Hi, unfortunately in the Demo there are currently only node exclusive jobs. But ClusterCockpit supports node-sharing. In this case the core granularity is shown. Of course some metrics are just not available in any other scope as node. But if a metric is available in core scope it will be also shown with this scope. To prevent confusion: there must be a job scheduler in place that isolates the jobs against each other, e.g. Slurm using cpusets. Otherwise any measurement is meaningless.

See examples for jobs sharing a node with other jobs, it this case also using gpu:

Autumn-Roy commented 1 year ago

@moebiusband73 Thank you for your reply. By the example, I saw the cpu_load plots of two jobs are the same. Isn't it because they were shared one node? By the way, when I setup the cc-metric-collector in my HPC cluster, they can't send metrics like cpu_load, ipc or flops and so on. Metrics the cc-metric-store can get are only basic metric which shown in every different type of collector's README. Should I modify the code of each type of collector to get the metrics on your reply?

TomTheBear commented 1 year ago

As one of the author of cc-metric-collector, I can address your questions.

The cpu_load for the node is provided by the loadavg component. For the load of a hardware thread, use the schedstat component. This component should be used for shared nodes. We already collect it in our center on the shared-usage systems but it is not shown in the plots yet. You can probably rename cpu_load_core to cpu_load and get the load per node and per hardware thread under the same name (with different type tags) but we havn't tried that yet.

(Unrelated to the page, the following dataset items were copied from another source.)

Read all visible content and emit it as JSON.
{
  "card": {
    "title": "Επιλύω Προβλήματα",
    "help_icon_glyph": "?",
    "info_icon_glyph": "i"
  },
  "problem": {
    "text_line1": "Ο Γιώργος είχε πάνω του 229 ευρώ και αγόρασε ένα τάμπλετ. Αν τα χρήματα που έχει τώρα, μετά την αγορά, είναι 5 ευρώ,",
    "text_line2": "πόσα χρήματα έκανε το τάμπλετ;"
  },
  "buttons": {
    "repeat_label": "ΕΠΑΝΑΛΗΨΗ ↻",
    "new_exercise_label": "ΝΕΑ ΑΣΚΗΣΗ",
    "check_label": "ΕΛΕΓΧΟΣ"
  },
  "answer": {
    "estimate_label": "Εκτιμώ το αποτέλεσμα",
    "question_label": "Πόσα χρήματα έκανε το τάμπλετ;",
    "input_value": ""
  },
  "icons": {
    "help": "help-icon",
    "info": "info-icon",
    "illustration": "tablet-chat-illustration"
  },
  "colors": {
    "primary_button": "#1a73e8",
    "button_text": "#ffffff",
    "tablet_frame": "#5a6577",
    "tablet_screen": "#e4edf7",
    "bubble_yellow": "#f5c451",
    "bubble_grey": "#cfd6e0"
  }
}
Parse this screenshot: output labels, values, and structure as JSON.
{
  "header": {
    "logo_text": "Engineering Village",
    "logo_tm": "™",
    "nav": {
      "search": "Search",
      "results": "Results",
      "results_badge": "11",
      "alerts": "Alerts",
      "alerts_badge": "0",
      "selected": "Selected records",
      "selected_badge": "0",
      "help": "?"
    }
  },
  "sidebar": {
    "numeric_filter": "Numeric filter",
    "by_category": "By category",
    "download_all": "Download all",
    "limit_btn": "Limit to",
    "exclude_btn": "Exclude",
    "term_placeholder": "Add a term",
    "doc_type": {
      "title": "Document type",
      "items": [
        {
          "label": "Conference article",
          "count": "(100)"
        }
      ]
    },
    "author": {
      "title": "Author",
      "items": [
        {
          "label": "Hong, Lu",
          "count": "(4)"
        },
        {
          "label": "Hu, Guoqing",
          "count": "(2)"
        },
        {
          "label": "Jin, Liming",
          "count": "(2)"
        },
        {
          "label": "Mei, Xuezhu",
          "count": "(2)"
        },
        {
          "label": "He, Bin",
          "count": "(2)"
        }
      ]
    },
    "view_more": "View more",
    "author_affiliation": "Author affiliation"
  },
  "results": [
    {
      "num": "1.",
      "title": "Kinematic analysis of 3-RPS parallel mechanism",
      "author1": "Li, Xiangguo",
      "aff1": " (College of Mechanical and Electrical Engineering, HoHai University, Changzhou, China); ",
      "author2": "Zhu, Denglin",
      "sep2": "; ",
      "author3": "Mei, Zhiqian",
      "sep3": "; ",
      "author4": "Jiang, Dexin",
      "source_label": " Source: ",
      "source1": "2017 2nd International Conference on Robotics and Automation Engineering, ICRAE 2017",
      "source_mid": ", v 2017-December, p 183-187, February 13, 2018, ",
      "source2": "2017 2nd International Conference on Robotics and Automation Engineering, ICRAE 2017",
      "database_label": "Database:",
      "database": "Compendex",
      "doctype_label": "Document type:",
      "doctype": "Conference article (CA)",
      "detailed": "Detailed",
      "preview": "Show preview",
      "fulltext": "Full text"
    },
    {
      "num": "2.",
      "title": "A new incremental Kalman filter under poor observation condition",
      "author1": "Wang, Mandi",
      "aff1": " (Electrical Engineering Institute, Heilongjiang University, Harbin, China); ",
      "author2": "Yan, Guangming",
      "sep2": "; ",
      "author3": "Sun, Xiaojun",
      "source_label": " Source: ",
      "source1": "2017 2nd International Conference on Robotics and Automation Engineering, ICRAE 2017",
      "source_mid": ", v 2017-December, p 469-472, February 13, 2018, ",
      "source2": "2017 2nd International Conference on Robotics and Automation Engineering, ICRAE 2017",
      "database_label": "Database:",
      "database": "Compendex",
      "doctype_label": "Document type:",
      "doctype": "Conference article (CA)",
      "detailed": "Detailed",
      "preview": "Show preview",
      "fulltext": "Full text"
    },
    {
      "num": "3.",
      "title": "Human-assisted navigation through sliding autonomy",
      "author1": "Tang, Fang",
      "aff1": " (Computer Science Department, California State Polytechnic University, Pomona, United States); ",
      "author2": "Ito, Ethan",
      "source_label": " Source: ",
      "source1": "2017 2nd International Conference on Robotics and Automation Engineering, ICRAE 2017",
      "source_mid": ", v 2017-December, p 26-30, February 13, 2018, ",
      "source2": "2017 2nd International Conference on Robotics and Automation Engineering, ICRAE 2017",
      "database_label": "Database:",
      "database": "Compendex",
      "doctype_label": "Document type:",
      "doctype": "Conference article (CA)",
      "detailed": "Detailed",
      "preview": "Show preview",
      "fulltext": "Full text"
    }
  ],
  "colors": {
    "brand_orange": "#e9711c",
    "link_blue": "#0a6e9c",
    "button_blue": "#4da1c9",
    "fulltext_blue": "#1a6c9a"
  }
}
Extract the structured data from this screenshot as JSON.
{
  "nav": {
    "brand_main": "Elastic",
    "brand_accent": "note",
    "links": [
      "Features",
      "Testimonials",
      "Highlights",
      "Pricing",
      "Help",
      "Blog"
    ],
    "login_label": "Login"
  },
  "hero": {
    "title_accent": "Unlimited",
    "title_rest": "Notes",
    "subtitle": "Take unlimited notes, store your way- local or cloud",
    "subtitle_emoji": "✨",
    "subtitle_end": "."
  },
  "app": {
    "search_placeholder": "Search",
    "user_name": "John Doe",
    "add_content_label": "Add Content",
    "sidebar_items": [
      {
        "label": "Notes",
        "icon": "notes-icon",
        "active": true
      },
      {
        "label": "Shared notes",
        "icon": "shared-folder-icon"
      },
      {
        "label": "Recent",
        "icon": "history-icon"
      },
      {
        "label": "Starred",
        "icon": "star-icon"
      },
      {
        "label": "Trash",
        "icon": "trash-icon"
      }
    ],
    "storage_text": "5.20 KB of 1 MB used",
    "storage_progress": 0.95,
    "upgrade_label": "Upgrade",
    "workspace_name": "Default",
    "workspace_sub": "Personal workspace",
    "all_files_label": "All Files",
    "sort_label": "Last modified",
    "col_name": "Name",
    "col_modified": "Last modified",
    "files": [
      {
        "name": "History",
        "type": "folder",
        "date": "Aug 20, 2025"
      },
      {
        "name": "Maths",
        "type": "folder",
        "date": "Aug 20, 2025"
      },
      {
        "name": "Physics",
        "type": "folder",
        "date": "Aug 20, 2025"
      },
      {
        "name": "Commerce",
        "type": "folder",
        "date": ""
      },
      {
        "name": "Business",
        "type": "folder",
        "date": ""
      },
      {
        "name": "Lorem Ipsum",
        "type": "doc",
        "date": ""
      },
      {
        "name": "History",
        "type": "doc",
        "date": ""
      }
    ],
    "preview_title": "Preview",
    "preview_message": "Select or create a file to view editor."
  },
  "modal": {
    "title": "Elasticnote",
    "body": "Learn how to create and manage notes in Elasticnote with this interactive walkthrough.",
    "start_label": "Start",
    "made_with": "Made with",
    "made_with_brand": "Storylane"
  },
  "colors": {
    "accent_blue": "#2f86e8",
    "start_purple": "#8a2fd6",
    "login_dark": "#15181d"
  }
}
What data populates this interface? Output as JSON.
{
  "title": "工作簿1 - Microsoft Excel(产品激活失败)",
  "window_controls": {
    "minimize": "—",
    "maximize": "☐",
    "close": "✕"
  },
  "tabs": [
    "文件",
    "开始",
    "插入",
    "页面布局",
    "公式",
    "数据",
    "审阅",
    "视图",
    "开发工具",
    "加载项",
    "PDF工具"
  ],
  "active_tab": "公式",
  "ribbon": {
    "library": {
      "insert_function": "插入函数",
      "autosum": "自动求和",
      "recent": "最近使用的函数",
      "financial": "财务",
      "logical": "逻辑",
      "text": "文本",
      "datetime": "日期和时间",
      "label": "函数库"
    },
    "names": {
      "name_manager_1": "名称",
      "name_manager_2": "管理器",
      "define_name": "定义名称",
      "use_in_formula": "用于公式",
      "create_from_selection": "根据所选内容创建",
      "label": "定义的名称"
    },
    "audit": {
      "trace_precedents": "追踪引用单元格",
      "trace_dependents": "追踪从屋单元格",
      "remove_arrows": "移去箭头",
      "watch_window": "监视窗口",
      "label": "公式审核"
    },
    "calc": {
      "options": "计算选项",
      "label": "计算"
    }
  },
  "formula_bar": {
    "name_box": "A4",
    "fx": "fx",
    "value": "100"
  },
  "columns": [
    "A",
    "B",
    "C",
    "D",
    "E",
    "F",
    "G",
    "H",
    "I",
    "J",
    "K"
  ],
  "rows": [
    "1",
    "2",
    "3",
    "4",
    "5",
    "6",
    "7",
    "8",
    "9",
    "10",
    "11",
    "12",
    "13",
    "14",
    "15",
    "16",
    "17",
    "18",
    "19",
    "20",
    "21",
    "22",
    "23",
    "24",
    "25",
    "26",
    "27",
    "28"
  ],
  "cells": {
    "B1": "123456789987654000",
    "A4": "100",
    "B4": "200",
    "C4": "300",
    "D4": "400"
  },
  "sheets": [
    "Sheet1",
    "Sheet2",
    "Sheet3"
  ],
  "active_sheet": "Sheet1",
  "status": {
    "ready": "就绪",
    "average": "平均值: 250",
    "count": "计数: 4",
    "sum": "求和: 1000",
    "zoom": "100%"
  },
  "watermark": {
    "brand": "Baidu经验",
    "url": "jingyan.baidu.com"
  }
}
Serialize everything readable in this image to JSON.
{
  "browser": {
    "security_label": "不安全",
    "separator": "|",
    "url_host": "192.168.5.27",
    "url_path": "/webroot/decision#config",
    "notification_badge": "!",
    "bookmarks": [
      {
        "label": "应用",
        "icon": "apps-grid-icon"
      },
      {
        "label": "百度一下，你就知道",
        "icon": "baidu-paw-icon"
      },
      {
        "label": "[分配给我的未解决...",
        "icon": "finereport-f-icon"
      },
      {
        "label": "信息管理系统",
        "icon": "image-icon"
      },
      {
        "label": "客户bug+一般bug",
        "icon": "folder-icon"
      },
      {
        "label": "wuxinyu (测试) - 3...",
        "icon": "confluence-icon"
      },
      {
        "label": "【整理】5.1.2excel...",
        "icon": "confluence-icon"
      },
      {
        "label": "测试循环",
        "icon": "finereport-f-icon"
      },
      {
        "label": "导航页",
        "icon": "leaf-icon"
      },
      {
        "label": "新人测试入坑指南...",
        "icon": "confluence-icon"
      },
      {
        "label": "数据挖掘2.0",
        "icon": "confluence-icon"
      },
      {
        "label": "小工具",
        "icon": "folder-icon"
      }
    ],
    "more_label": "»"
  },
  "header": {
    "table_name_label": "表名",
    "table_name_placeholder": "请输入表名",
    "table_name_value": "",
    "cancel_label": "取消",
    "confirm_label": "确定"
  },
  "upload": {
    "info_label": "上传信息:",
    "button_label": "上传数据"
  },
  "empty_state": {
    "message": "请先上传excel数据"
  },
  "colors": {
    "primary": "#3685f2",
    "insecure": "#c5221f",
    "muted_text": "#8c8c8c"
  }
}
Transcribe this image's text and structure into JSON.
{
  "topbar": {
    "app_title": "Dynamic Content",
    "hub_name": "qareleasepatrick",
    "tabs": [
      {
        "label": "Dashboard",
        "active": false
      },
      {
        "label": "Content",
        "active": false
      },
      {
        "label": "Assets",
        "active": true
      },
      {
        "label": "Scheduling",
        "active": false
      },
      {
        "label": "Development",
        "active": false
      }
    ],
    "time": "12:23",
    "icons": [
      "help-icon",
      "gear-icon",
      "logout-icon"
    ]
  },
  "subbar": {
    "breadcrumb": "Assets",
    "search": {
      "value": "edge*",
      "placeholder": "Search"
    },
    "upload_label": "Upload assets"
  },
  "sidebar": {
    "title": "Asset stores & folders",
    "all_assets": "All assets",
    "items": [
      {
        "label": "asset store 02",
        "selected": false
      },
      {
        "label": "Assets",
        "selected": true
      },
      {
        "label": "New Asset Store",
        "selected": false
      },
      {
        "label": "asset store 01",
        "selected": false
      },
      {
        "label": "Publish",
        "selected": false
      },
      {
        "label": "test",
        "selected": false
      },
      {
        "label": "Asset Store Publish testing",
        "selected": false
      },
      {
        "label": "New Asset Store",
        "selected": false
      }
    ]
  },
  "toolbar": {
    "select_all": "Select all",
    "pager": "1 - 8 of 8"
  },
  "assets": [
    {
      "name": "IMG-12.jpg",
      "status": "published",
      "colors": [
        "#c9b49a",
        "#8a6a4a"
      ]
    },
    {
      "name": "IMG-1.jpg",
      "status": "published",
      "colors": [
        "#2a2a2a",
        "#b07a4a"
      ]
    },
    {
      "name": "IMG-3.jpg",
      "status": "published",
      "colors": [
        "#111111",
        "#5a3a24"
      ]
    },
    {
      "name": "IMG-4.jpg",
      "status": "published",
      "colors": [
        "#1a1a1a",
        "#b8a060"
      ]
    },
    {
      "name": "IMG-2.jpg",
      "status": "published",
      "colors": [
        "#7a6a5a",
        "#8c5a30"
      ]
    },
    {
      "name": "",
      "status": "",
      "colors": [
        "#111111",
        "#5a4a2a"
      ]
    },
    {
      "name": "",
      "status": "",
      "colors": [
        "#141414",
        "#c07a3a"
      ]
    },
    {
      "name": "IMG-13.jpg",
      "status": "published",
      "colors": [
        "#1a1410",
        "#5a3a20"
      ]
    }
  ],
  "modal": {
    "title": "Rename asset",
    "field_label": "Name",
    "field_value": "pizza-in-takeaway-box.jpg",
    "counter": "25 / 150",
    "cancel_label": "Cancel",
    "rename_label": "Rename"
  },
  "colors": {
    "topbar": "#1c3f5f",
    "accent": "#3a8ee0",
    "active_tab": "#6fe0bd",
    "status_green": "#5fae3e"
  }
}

The ipc and flops metrics are measured using the likwid component. It is probably the component with the biggest configuration space but there are helper scripts.

If you want to manipulate a metric (rename, drop, add tags, del tags, ...), you can use the MetricRouter.

Here is the router.json and collectors.json for the Alex cluster at NHR@FAU shown in the screenshot.

Autumn-Roy commented 1 year ago

@TomTheBear Thanks! I didn't read the unit of cpu_load in the plot carefully until you reply. Now I find the unit is (load 1m).